Je t'ai toujours haÏ.
Au début ,bien sûr ce n'était pas à cause de ton parcours politique,je n'avais que 5ans lorsque tu as épousé ma grand-mère,à 5 ans on ne comprend pas la politique.Non,si je te haïssais,c'est justement parce-que tu l'avais épousée,parce-qu'elle avait dû choisir entre ta maigre pension de cordonnier avec tes mauvais traitements ou bien l'assistance publique,qui impliquait de vivre aux crochets de ses enfants,ce à quoi elle s'est toujours refusée.
Vers l'âge de 6 ou 7 ans,ma mère m'a avoué que tu avais fait partie des hitlersjügend.Ne comprenant pas la signification de ce mot tortueux,cela ne m'a pas perturbée outre mesure.
Ensuite,j'ai appris.J'étais en cinquième primaire,je devais donc avoir 10 ans,et ma maitresse nous parlait de la guerre.
Après nous avoir appris que les hommes peuvent être si cruels,que toutes nos valeurs n'étaint pas acquises,voila qu'elle m'apprenait un sentiment étrange:un mélange de haine,de dégout et de peur.
Bien sur,je te detestait déja,mais cette exécration a alors atteint son maximum,et le dégout que m'inspirait ton haleine d'alcool s'est centuplé.La peur était nouvelle pour moi,étrange et énorme.

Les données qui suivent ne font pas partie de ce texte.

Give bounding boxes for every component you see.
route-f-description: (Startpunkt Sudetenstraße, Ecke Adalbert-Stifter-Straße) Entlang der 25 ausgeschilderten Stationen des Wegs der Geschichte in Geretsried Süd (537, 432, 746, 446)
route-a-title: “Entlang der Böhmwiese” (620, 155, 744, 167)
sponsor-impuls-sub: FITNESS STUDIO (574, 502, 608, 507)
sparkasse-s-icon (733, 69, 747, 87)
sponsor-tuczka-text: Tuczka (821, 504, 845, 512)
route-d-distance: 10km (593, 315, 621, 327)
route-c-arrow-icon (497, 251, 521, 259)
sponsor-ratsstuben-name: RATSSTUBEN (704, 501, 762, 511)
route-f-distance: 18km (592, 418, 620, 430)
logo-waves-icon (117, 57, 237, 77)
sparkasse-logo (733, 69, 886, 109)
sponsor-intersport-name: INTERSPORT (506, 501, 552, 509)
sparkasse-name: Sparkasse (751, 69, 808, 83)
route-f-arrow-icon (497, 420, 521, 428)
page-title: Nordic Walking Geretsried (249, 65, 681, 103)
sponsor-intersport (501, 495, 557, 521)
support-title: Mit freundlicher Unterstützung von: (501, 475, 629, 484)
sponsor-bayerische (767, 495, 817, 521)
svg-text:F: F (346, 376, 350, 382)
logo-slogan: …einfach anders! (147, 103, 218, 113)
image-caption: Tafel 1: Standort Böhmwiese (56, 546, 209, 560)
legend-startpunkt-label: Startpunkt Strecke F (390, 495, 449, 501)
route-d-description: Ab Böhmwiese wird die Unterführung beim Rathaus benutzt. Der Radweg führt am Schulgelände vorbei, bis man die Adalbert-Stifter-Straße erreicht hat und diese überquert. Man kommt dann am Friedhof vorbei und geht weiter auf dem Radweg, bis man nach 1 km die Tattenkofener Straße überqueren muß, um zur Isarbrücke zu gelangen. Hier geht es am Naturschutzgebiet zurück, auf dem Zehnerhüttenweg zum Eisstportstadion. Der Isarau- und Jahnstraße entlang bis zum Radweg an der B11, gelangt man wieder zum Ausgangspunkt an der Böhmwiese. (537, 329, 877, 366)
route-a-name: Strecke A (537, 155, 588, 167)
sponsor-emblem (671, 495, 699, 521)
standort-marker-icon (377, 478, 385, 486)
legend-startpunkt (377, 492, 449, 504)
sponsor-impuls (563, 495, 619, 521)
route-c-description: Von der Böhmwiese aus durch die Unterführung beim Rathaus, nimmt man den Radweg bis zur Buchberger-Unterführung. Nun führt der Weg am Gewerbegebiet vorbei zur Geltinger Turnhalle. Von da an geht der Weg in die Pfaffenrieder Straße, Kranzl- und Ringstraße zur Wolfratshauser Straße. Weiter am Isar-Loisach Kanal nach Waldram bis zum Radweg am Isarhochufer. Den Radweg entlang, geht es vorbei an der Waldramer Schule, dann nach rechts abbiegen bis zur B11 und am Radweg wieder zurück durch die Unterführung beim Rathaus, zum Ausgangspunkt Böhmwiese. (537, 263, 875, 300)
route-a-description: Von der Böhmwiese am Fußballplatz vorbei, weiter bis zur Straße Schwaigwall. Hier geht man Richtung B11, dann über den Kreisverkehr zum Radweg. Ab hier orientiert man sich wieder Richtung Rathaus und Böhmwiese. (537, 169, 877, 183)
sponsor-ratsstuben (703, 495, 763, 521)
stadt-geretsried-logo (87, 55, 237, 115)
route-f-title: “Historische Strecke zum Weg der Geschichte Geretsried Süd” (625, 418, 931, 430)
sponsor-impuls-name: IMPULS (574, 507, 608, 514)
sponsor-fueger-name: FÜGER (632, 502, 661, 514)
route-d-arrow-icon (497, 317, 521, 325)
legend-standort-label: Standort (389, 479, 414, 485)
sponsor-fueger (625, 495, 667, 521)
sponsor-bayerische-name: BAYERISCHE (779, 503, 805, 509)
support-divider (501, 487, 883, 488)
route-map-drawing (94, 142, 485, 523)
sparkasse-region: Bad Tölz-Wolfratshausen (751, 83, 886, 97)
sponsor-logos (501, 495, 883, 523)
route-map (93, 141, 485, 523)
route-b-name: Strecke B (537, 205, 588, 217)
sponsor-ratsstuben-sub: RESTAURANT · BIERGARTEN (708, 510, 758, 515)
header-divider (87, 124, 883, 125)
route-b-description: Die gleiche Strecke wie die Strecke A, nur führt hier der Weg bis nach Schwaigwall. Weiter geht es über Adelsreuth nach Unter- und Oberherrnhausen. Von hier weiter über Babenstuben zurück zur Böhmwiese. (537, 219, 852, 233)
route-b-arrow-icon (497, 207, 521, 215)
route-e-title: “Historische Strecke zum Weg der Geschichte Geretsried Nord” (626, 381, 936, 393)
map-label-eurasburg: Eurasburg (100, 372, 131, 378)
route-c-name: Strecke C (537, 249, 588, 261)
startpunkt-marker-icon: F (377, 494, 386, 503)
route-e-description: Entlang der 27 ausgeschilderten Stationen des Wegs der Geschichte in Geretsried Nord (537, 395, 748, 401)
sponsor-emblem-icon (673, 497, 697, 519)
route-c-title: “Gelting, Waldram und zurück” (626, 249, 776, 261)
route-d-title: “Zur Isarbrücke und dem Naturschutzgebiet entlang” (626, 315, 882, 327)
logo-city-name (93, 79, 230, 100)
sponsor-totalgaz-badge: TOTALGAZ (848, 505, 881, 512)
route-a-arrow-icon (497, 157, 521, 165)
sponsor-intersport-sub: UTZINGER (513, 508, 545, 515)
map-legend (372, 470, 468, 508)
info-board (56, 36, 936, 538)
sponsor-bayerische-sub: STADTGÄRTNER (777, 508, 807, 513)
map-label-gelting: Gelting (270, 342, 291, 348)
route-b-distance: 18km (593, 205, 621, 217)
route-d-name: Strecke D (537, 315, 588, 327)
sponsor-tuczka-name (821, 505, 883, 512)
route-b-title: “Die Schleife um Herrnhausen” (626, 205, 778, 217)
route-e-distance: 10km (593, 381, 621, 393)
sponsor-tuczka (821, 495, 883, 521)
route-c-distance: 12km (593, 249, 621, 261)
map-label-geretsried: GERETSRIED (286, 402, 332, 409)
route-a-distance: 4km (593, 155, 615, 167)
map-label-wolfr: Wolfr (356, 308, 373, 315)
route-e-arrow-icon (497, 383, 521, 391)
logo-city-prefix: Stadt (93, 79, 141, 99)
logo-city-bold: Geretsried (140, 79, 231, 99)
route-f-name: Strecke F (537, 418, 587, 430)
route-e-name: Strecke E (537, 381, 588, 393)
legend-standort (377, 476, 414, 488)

Alors je n'ai plus voulu venir vous voir,pas même par amour pour Bonne-Maman,pourtant Dieu sait si je l'aime.Puis l'amour s'est fait le plus fort mais,avant de recommencer à vous visiter,j'ai demandé de plus amples renseignements à ma mère.

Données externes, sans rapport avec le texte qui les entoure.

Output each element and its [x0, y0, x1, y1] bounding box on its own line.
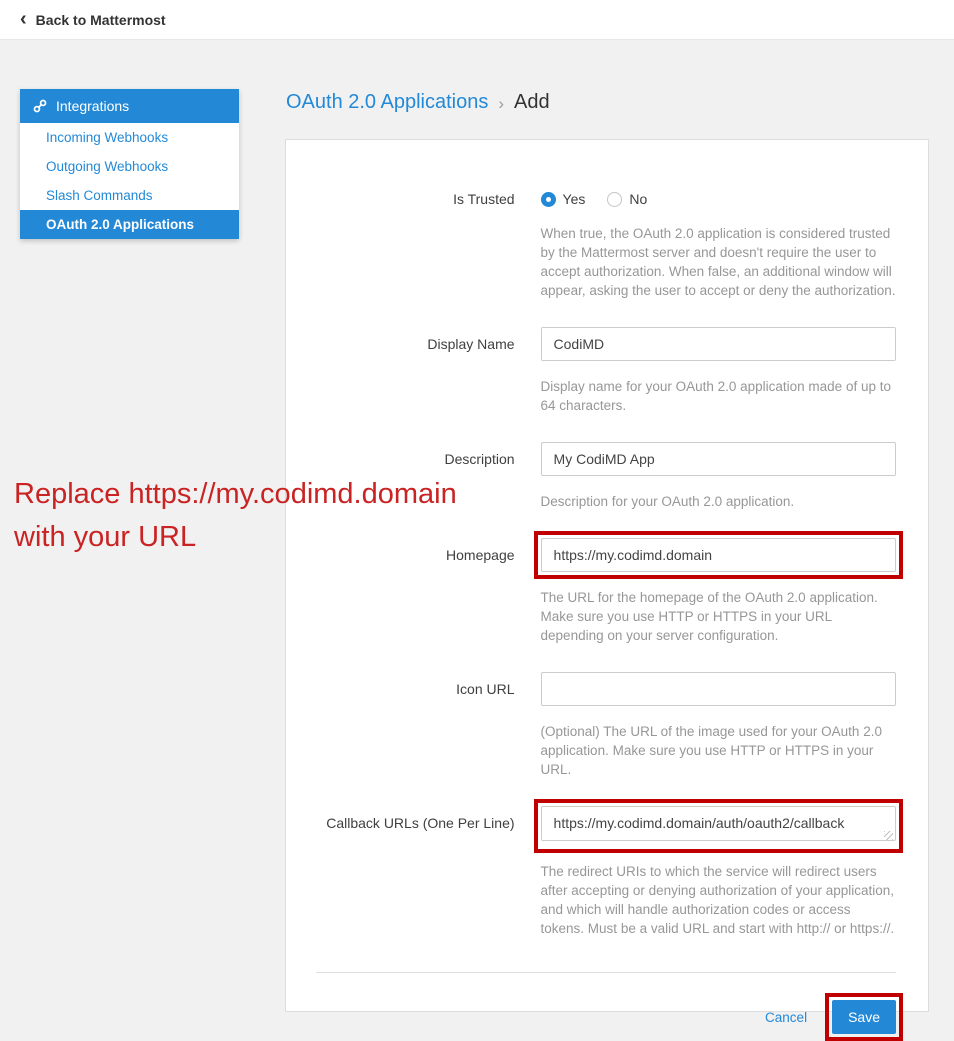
link-icon — [33, 99, 47, 113]
chevron-left-icon: ‹ — [20, 7, 27, 30]
callback-urls-label: Callback URLs (One Per Line) — [326, 815, 515, 831]
form-row-is-trusted — [316, 189, 896, 300]
back-to-mattermost-link[interactable] — [20, 7, 166, 30]
callback-urls-help: The redirect URIs to which the service will redirect users after accepting or denying authorization of your application, and which will handle authorization codes or access tokens. Must be a valid URL and start with http:// or https://. — [540, 864, 895, 936]
oauth-add-form-panel — [285, 139, 929, 1025]
highlight-box-callback-urls — [541, 806, 896, 846]
form-row-homepage — [316, 538, 896, 645]
is-trusted-no-option[interactable] — [607, 191, 647, 207]
sidebar-item-outgoing-webhooks[interactable]: Outgoing Webhooks — [20, 152, 239, 181]
top-bar — [0, 0, 954, 40]
homepage-help: The URL for the homepage of the OAuth 2.0 application. Make sure you use HTTP or HTTPS in your URL depending on your server configuration. — [540, 590, 878, 643]
cancel-button[interactable]: Cancel — [765, 1009, 808, 1025]
footer-divider — [316, 972, 896, 973]
callback-urls-textarea[interactable] — [541, 806, 896, 841]
breadcrumb — [286, 91, 550, 114]
radio-no-icon[interactable] — [607, 192, 622, 207]
icon-url-label: Icon URL — [456, 681, 515, 697]
icon-url-help: (Optional) The URL of the image used for your OAuth 2.0 application. Make sure you use HTTP or HTTPS in your URL. — [540, 724, 882, 777]
breadcrumb-current: Add — [514, 91, 550, 113]
highlight-box-homepage — [541, 538, 896, 572]
form-row-icon-url — [316, 672, 896, 779]
sidebar-header-integrations[interactable] — [20, 89, 239, 123]
sidebar-header-label: Integrations — [56, 98, 130, 114]
display-name-label: Display Name — [427, 336, 515, 352]
description-label: Description — [444, 451, 515, 467]
radio-yes-label: Yes — [562, 191, 586, 207]
annotation-line1: Replace https://my.codimd.domain — [14, 478, 457, 510]
sidebar-item-slash-commands[interactable]: Slash Commands — [20, 181, 239, 210]
form-footer — [316, 1000, 896, 1034]
radio-no-label: No — [629, 191, 648, 207]
sidebar-item-incoming-webhooks[interactable]: Incoming Webhooks — [20, 123, 239, 152]
description-help: Description for your OAuth 2.0 application. — [540, 494, 795, 509]
is-trusted-yes-option[interactable] — [541, 191, 586, 207]
form-row-description — [316, 442, 896, 511]
homepage-input[interactable] — [541, 538, 896, 572]
form-row-display-name — [316, 327, 896, 415]
is-trusted-help: When true, the OAuth 2.0 application is considered trusted by the Mattermost server and doesn't require the user to accept authorization. When false, an additional window will appear, asking the user to accept or deny the authorization. — [540, 226, 896, 298]
back-link-label: Back to Mattermost — [35, 11, 166, 28]
sidebar-item-oauth-applications[interactable]: OAuth 2.0 Applications — [20, 210, 239, 239]
breadcrumb-separator: › — [498, 93, 505, 113]
icon-url-input[interactable] — [541, 672, 896, 706]
is-trusted-label: Is Trusted — [453, 191, 515, 207]
integrations-sidebar — [20, 89, 239, 239]
save-button[interactable]: Save — [832, 1000, 896, 1034]
breadcrumb-parent-link[interactable]: OAuth 2.0 Applications — [286, 91, 489, 113]
annotation-line2: with your URL — [14, 521, 197, 553]
is-trusted-radio-group — [541, 190, 896, 208]
radio-yes-icon[interactable] — [541, 192, 556, 207]
display-name-input[interactable] — [541, 327, 896, 361]
form-row-callback-urls — [316, 806, 896, 938]
display-name-help: Display name for your OAuth 2.0 application made of up to 64 characters. — [540, 379, 891, 413]
description-input[interactable] — [541, 442, 896, 476]
homepage-label: Homepage — [446, 547, 515, 563]
highlight-box-save — [832, 1000, 896, 1034]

Elle m'a dit que tu étais tout seul,hollandais abandonné par ses parents dans un pays dont il connaissait à peine la langue,mourant de froid et de faim.
Que veux tu?Je t'ai pardonné,j'ai même presque eu pitié de toi.Pendant 6 ans je t'ai pardonné.
Mais en juillet passé,j'avais prévu de passer avec mon amoureux quelque jours dans les environs de Munich. Toi qui croyait que ce choix était innocent.
Encore heureux que ton anniversaire tombe au moi de juin!J'avais tout prévu.Et toujours innocent à tes yeux était le"t'es né en quelle année tonton?" "1923,ma chérie!ça fait longtemps hein!"Tu parles.
Voila,13 juin1923,nom prénom,j'avais tout ce qu'il me fallait.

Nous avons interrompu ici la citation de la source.